Torrential rain from Sally — up to 24 inches — will likely unleash a significant flooding event over a portion of the southern United States during the middle to latter part of this week, according to information released by multiple weather agencies on Monday.
Gordon County Emergency Management Agency Director Courtney Taylor said that while locals don’t have to storm about storm damage, flooding could be an issue.
“Three to four inches of rain with isolated totals up to five inches will be possible in Gordon County and across the northwestern third of Georgia during the second half of the week, as what remains of Sally moves further inland and curves eastward toward Georgia,” Taylor said. “Please stay alert to the rainfall forecast over the coming days, as changes are likely.”
The inland flooding threat will follow storm surge inundation and damaging winds as Sally was on path to make landfall, likely as a Category 2 hurricane, Tuesday night into early Wednesday along the central Gulf coast.
“Sally will be a 2 on the AccuWeather RealImpact™ Scale for Hurricanes, not only from storm surge flooding along the central Gulf coast, but also the risk from excessive rainfall across the interior Southeast states,” explained AccuWeather Senior Meteorologist Adam Douty.
The AccuWeather RealImpact™ Scale for Hurricanes is a 6-point scale with ratings of less than one and 1 to 5 that was introduced by AccuWeather in 2019 to rate tropical systems based on multiple impacts, rather than just wind, like the Saffir-Simpson Wind Scale does.
A repeat of the magnitude of Harvey’s flooding in 2017 is not anticipated, but Sally will not move quickly and could even pause along the central Gulf coast for a time.

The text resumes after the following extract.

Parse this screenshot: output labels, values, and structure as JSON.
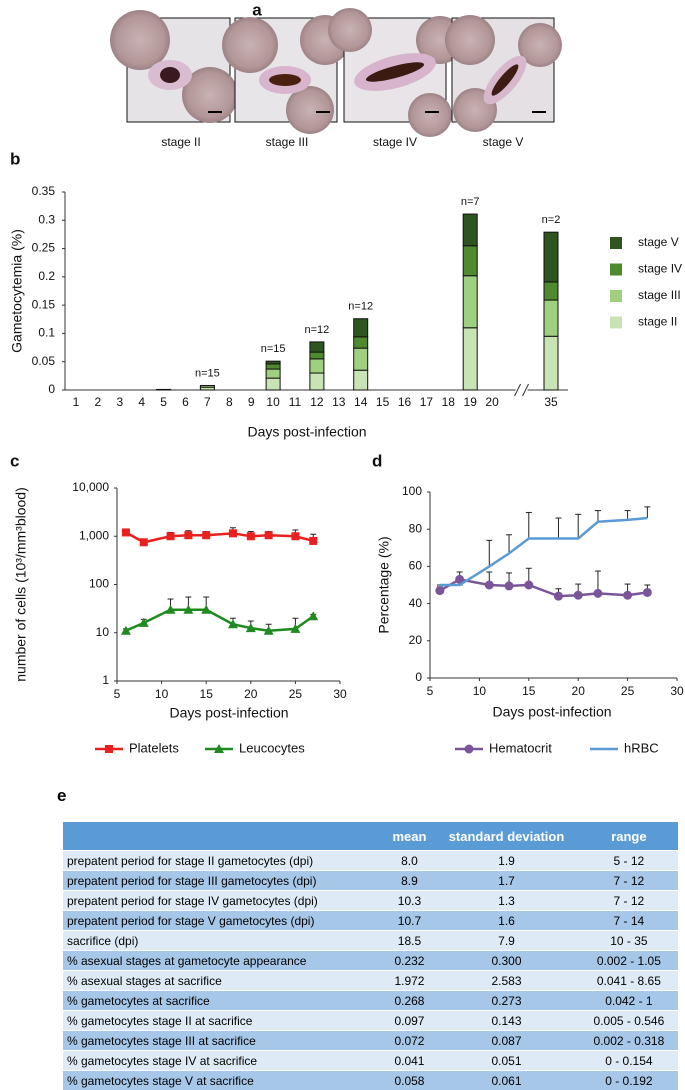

Sally is expected to unload excessive rainfall on portions of Louisiana, Mississippi, Alabama, Georgia and the Carolinas as it takes a slow, curved northeastward path through the region.
Harvey deposited up to 61 inches of rain in southeastern Texas over a several-day period during late August to early September and claimed the lives of more than 100 people.
“A large swath of four- to eight-inch rainfall is forecast from the central Gulf coast to the southern Appalachians,” Douty said.